Waking up to another gloriously sunny day it was too nice to be leaving Scotland, so we decided to stay an extra night. Making the most of our last day we headed back towards the highlands, and Loch Lomond. We had heard great things about it, so we were looking forward to exploring it more, and on such a perfect day!
Entertaining Stephen with my rendition of “The bonnie banks o’ Loch Lomond” as we made our way up the very scenic A82, the journey flew by (although Stephen might disagree).
At the north end of the Loch we found our first stop- The Falls of Falloch. After parking up we made our way along the short woodland walk, with the sound of rushing water getting closer. Suddenly the trees opened out and the waterfall came into view, you’d never know we were literally just off the main road!

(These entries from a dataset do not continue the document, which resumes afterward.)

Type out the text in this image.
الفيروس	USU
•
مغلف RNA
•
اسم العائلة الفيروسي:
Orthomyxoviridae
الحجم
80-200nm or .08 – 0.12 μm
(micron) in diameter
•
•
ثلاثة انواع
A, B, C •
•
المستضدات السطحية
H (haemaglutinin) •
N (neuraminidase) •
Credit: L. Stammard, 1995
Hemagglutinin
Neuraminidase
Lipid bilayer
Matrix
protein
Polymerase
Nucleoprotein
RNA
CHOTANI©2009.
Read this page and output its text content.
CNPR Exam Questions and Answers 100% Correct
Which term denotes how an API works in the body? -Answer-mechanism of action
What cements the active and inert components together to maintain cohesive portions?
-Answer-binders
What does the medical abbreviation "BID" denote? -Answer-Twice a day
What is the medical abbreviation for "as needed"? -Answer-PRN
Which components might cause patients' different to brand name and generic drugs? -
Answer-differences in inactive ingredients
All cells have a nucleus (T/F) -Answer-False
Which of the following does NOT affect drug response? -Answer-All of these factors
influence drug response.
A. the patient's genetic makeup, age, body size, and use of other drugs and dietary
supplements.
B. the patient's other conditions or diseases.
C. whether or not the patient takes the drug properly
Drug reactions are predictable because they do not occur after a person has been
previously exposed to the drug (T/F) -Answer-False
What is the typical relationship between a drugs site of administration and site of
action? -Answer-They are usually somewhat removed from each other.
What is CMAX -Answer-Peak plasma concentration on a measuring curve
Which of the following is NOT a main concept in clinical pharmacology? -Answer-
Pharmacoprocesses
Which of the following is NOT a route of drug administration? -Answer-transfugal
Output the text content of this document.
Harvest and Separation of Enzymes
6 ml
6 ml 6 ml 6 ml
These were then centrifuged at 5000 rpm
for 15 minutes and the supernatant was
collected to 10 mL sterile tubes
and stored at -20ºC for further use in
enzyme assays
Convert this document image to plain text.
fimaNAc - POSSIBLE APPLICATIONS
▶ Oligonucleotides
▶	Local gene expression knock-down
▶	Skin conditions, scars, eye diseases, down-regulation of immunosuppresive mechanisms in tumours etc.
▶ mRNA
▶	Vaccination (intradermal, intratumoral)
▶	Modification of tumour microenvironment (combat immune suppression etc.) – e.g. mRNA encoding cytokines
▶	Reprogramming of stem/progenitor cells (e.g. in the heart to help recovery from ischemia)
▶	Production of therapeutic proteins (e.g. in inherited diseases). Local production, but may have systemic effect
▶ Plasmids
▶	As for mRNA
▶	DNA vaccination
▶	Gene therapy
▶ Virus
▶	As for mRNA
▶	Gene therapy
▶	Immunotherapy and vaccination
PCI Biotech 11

It opened out to a lovely seating area and through the trees was a discreet and very wheelchair accessible walkway, leading to a lookout point giving you fantastic views of the waterfall from above.
I could’ve spent ages here just watching the water flow, but it was time to make a move.
Driving back along the edge of Loch Lomond we were treated again to breathtaking views, and passing a few viewpoints along the way we just couldn’t resist stopping. My personal favourite was a carpark with a little walkway to the edge of the Loch. I just love the way the tunnel frames the picture perfect view.
Unsure where to head next we just got in the car and drove, eventually finding ourselves at a place called Loch Lomond Shores. Getting out to explore, we were pleasantly surprised! There was so much more there than we expected, shops, walks, a beach, aquarium, birds of prey and much more- all surrounded by a stunning landscape!
After wandering around the shops and picking up a couple of little Scottish souvenirs we headed back outside to explore. Strolling down the beach the shallow sand meant that I could get my chair down to the shore for the first time in a very long time!
Sitting on the bonnie banks of Loch Lomond, eating ice cream in the late afternoon sun, things couldn’t get much better. It was a perfect end to our fantastic last day in Scotland.